As he was nearing the halfway point between New London and Tyler, the driver smelled smoke. An indicator gauge in the dash panel warned that the motor was exceedingly overheated. A few seconds later, flames shot out from beneath the hood and swept back over the windshield. By the time the driver brought the vehicle to a stop on the side of the road, the front end of the ambulance was engulfed in fire. He jumped out and helped the nurse pull Sam Bunting out of the vehicle as the flames flashed into the passenger compartment, burning the nurse’s hands. Men at the side of the road who had seen the ambulance catch on fire were running back and forth from a ditch flowing with water from the earlier rains. Using buckets and cans, their hats and their hands, they finally showered enough water on the ambulance to douse the fire. But the vehicle obviously was out of service for now.
It is unknown what kind of vehicle was used to transport Bunting the rest of the way to Tyler. More than likely, a Texas Highway Patrol car pulled up to the site of the ambulance fire, and officers hoisted the injured boy onto the backseat and zoomed off toward Tyler even before the bucket brigade had extinguished the fire.

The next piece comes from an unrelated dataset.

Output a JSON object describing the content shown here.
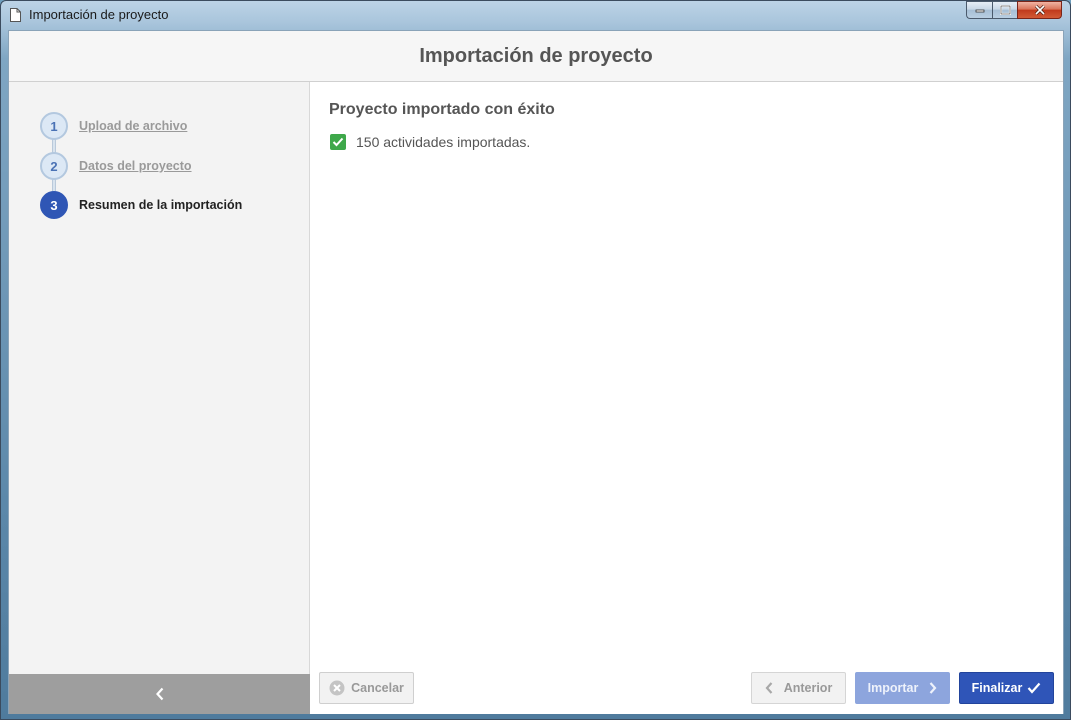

When the vehicle reached the emergency
entrance at Mother Frances, Bunting was still unconscious, but his heart was beating. None of the flames leaping into the back of the ambulance had touched the boy. The nurse with burned hands and the ambulance driver helped convey Sam from the car to hospital attendants ready with a gurney to whisk him on to the hospital’s emergency room.

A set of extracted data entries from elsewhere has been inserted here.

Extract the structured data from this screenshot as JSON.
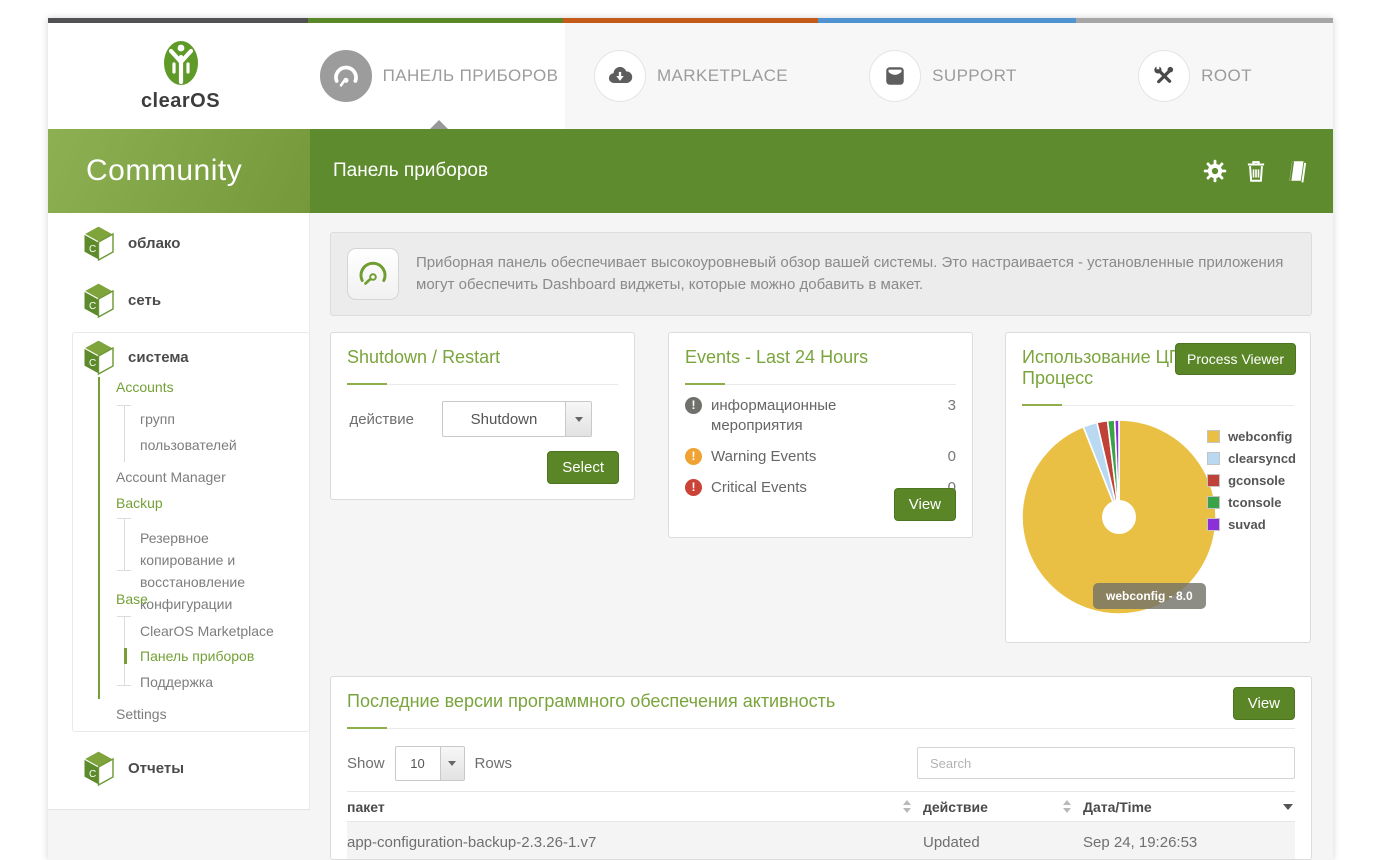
{
  "icons": {
    "dashboard-icon": "gauge",
    "marketplace-icon": "cloud-download",
    "support-icon": "inbox-box",
    "root-icon": "crossed-tools",
    "gear-icon": "gear",
    "trash-icon": "trash-can",
    "report-icon": "book",
    "app-cube-icon": "3d-cube",
    "banner-gauge-icon": "gauge",
    "info-icon": "exclamation-circle",
    "warning-icon": "exclamation-circle",
    "critical-icon": "exclamation-circle"
  },
  "strip_colors": [
    "#515153",
    "#5a8727",
    "#c35a17",
    "#4f94d1",
    "#a6a6a6"
  ],
  "topnav": {
    "brand": "clearOS",
    "tabs": [
      {
        "label": "ПАНЕЛЬ ПРИБОРОВ",
        "active": true
      },
      {
        "label": "MARKETPLACE",
        "active": false
      },
      {
        "label": "SUPPORT",
        "active": false
      },
      {
        "label": "ROOT",
        "active": false
      }
    ]
  },
  "header": {
    "edition": "Community",
    "page_title": "Панель приборов"
  },
  "sidebar": {
    "cloud": "облако",
    "network": "сеть",
    "system": "система",
    "reports": "Отчеты",
    "system_menu": {
      "accounts": "Accounts",
      "groups": "групп",
      "users": "пользователей",
      "account_manager": "Account Manager",
      "backup": "Backup",
      "config_backup": "Резервное копирование и восстановление конфигурации",
      "base": "Base",
      "marketplace": "ClearOS Marketplace",
      "dashboard": "Панель приборов",
      "support": "Поддержка",
      "settings": "Settings"
    }
  },
  "banner": {
    "text": "Приборная панель обеспечивает высокоуровневый обзор вашей системы. Это настраивается - установленные приложения могут обеспечить Dashboard виджеты, которые можно добавить в макет."
  },
  "shutdown_card": {
    "title": "Shutdown / Restart",
    "field_label": "действие",
    "select_value": "Shutdown",
    "button_label": "Select"
  },
  "events_card": {
    "title": "Events - Last 24 Hours",
    "button_label": "View",
    "rows": [
      {
        "label": "информационные мероприятия",
        "value": "3",
        "color": "#70706c"
      },
      {
        "label": "Warning Events",
        "value": "0",
        "color": "#f0a232"
      },
      {
        "label": "Critical Events",
        "value": "0",
        "color": "#cb4237"
      }
    ],
    "badge_glyph": "!"
  },
  "cpu_card": {
    "title": "Использование ЦП Процесс",
    "button_label": "Process Viewer",
    "tooltip": "webconfig - 8.0"
  },
  "chart_data": {
    "type": "pie",
    "title": "Использование ЦП Процесс",
    "labels": [
      "webconfig",
      "clearsyncd",
      "gconsole",
      "tconsole",
      "suvad"
    ],
    "values": [
      8.0,
      0.2,
      0.15,
      0.1,
      0.06
    ],
    "colors": [
      "#e9c044",
      "#b9d9f3",
      "#bf4138",
      "#3aa348",
      "#8c2fd8"
    ],
    "donut": true,
    "hole_color": "#ffffff",
    "legend_position": "right",
    "selected_slice": "webconfig",
    "selected_value": "8.0"
  },
  "table_card": {
    "title": "Последние версии программного обеспечения активность",
    "button_label": "View",
    "show_label": "Show",
    "rows_label": "Rows",
    "page_size": "10",
    "search_placeholder": "Search",
    "columns": [
      "пакет",
      "действие",
      "Дата/Time"
    ],
    "rows": [
      {
        "package": "app-configuration-backup-2.3.26-1.v7",
        "action": "Updated",
        "datetime": "Sep 24, 19:26:53"
      }
    ]
  }
}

Henry McLemore located the home of the two missing children. The mother was waiting by herself for some word. McLemore interviewed her while she waited. Sometimes they both fell silent and sat without speaking at all. McLemore originally was scheduled to cover a boxing match on this day, but the story he was on was immensely bigger than any sporting event. He had covered grief before, but never had he sat still in somebody’s tiny parlor, his legs crossed, staring such grief in the face.22
Chesley Shaw and his son Charles, the oldest of the Shaw children, finally located Sambo’s remains under a sheet at one of the makeshift morgues in Overton. They identified him by his wallet at 1:30 a.m. Chesley Shaw was trembling so much that several friends had to help hold him up as he left the morgue. Charles then drove his father home.
The moment they came through the door, Leila Shaw knew by the look on their faces that her husband and son were bringing to her the worst possible news—confirmation that her baby was gone. Hazel helped her mother to a couch in the parlor of the superintendent’s cottage. Her father and Charles took seats nearby, and the family sat quietly for a while, occasionally sharing memories of happier times when Sambo was a little boy growing up in Minden. When they fell silent, the only sound in the room was the rhythmic tick-tock of the parlor clock.
Hazel worried about her father’s health. His face was haggard and pale. A thin crack ran across one of the lenses in his spectacles, and he was bandaged where flying debris cut his forehead and cheek.
He’d survived losing another school once years ago, but that experience was nothing compared with this. His school in Minden had somehow caught fire one Friday evening and burned to the ground, but nobody was killed or even injured in the blaze. And nobody blamed Chesley Shaw, the headmaster. Hazel privately feared that some of the rougher residents of New London would wake tomorrow with blood in their eyes and seek misplaced revenge against her father.